Possibly Holarctic: in Europe mainly in Northern and central parts, records from Austria, Belgium (new record), Czech Republic, Denmark, Estonia, Finland, Germany (locus typicus of Cothonaspis clavipes ), the Netherlands, Norway, Spain, Sweden, and United Kingdom. Also present in eastern USA (and likely Canada, but none of the records confirmed), Japan, and Argentina.

Remarks.

The species was diagnosed and redescribed in Lue et al. (2021).
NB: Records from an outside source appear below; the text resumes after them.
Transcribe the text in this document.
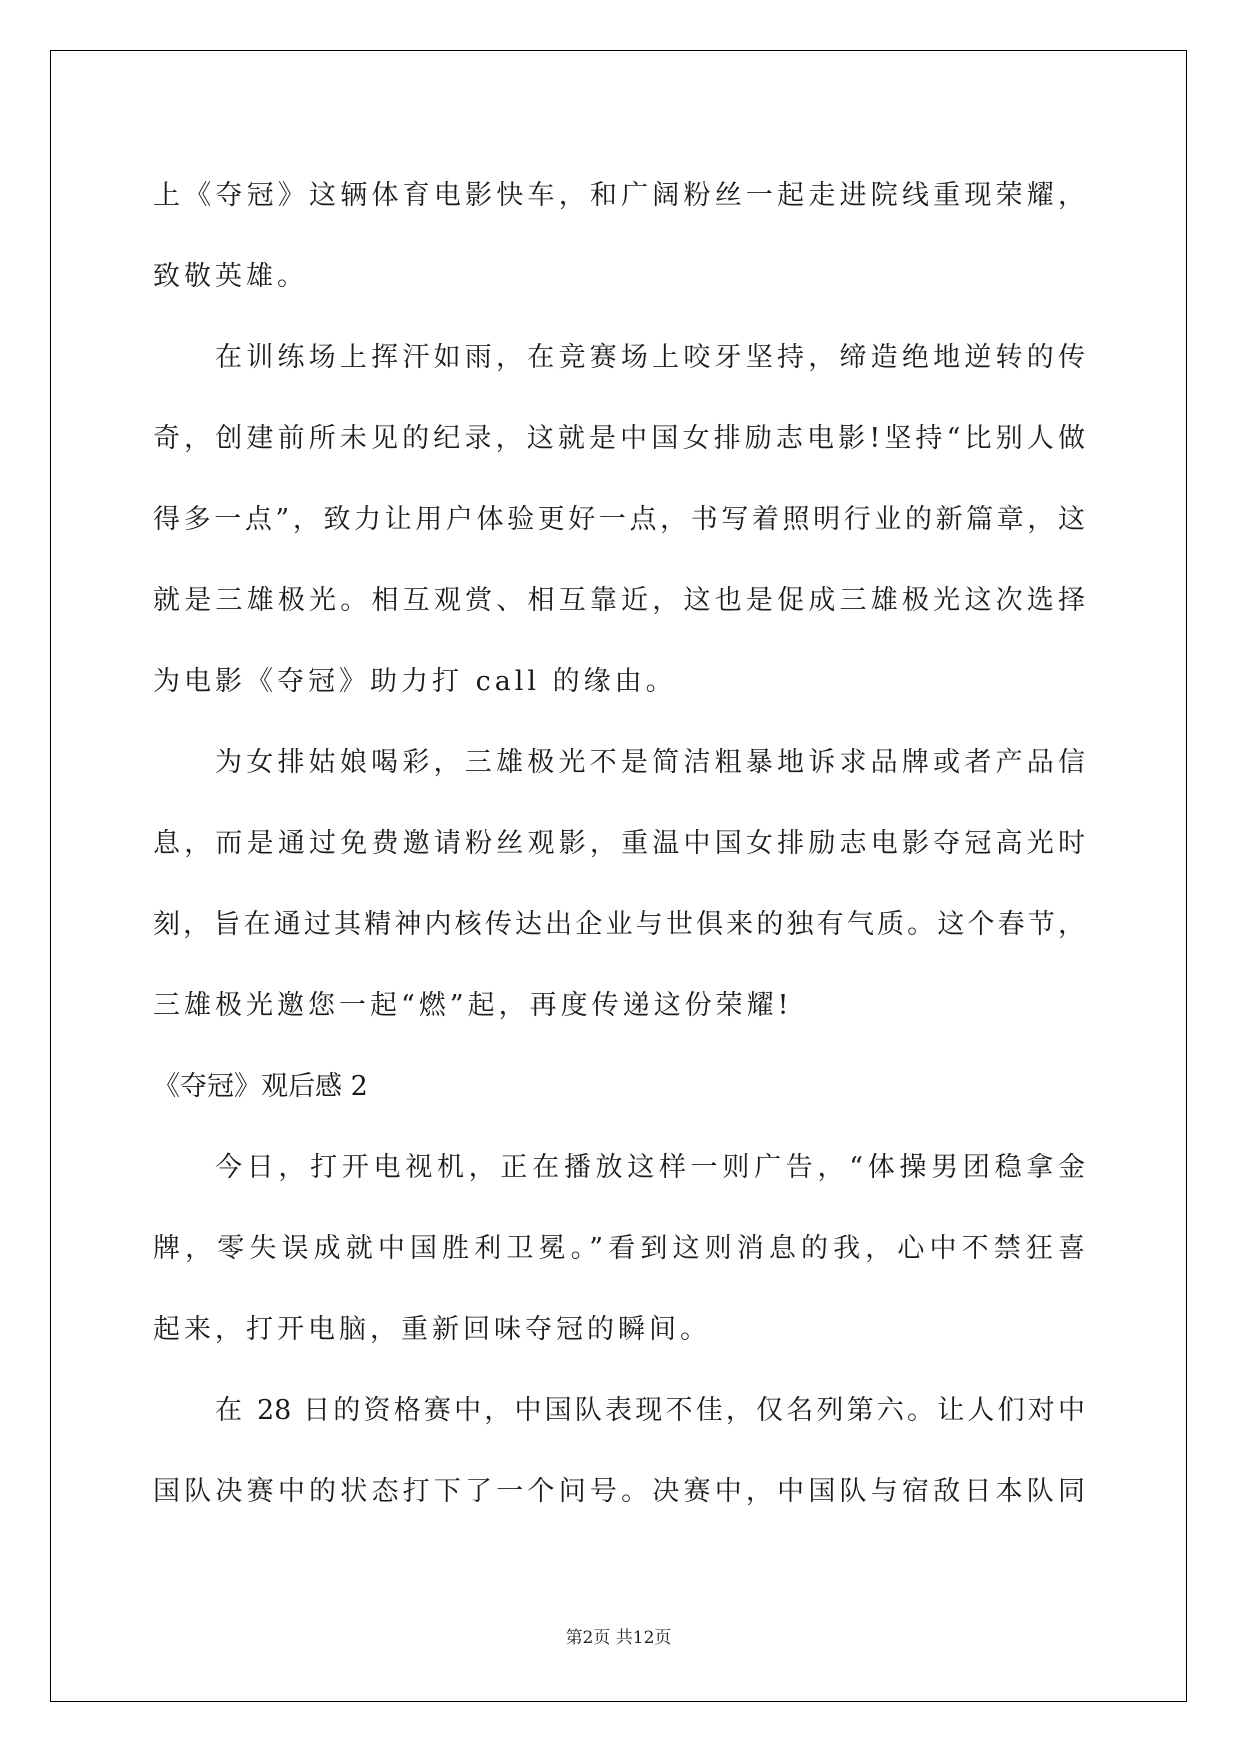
上《夺冠》这辆体育电影快车，和广阔粉丝一起走进院线重现荣耀，
致敬英雄。
在训练场上挥汗如雨，在竞赛场上咬牙坚持，缔造绝地逆转的传
奇，创建前所未见的纪录，这就是中国女排励志电影!坚持“比别人做
得多一点”，致力让用户体验更好一点，书写着照明行业的新篇章，这
就是三雄极光。相互观赏、相互靠近，这也是促成三雄极光这次选择
为电影《夺冠》助力打 call 的缘由。
为女排姑娘喝彩，三雄极光不是简洁粗暴地诉求品牌或者产品信
息，而是通过免费邀请粉丝观影，重温中国女排励志电影夺冠高光时
刻，旨在通过其精神内核传达出企业与世俱来的独有气质。这个春节，
三雄极光邀您一起“燃”起，再度传递这份荣耀!
《夺冠》观后感 2
今日，打开电视机，正在播放这样一则广告，“体操男团稳拿金
牌，零失误成就中国胜利卫冕。”看到这则消息的我，心中不禁狂喜
起来，打开电脑，重新回味夺冠的瞬间。
在 28 日的资格赛中，中国队表现不佳，仅名列第六。让人们对中
国队决赛中的状态打下了一个问号。决赛中，中国队与宿敌日本队同
第2页 共12页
We sequenced one specimen from one location of L. clavipes . On BOLD, four BINs include specimens identified as L. clavipes : BOLD: ACB 6926, BOLD: ACB 7032, BOLD: AEH 2594 and BOLD: AEH 2595. Our sequence falls inside the BIN BOLD: ACB 7032. Inside this BIN are two additional specimens identified as L. clavipes , one of which was identified by Chia-Hua Lue who is the first author of the Nearctic Leptopilina revision ( Lue et al. 2016). BOLD: ACB 6926 contains eight specimens in total. They are identified as Leptopilina maia Lue & Buffington, 2016 (2), L. sp. (1), L. sp. 3 (4) and L. clavipes (1). The BIN matches sequences of L. maia in the DROP database. The BINs BOLD: AEH 2594 and BOLD: AEH 2595 are represented by several specimens that are collected in either the US or Canada. It is likely that these specimens are misidentified as L. clavipes and represent one or two different species, possibly belonging to some undescribed Nearctic species near L. clavipes available in collections (MF personal observation).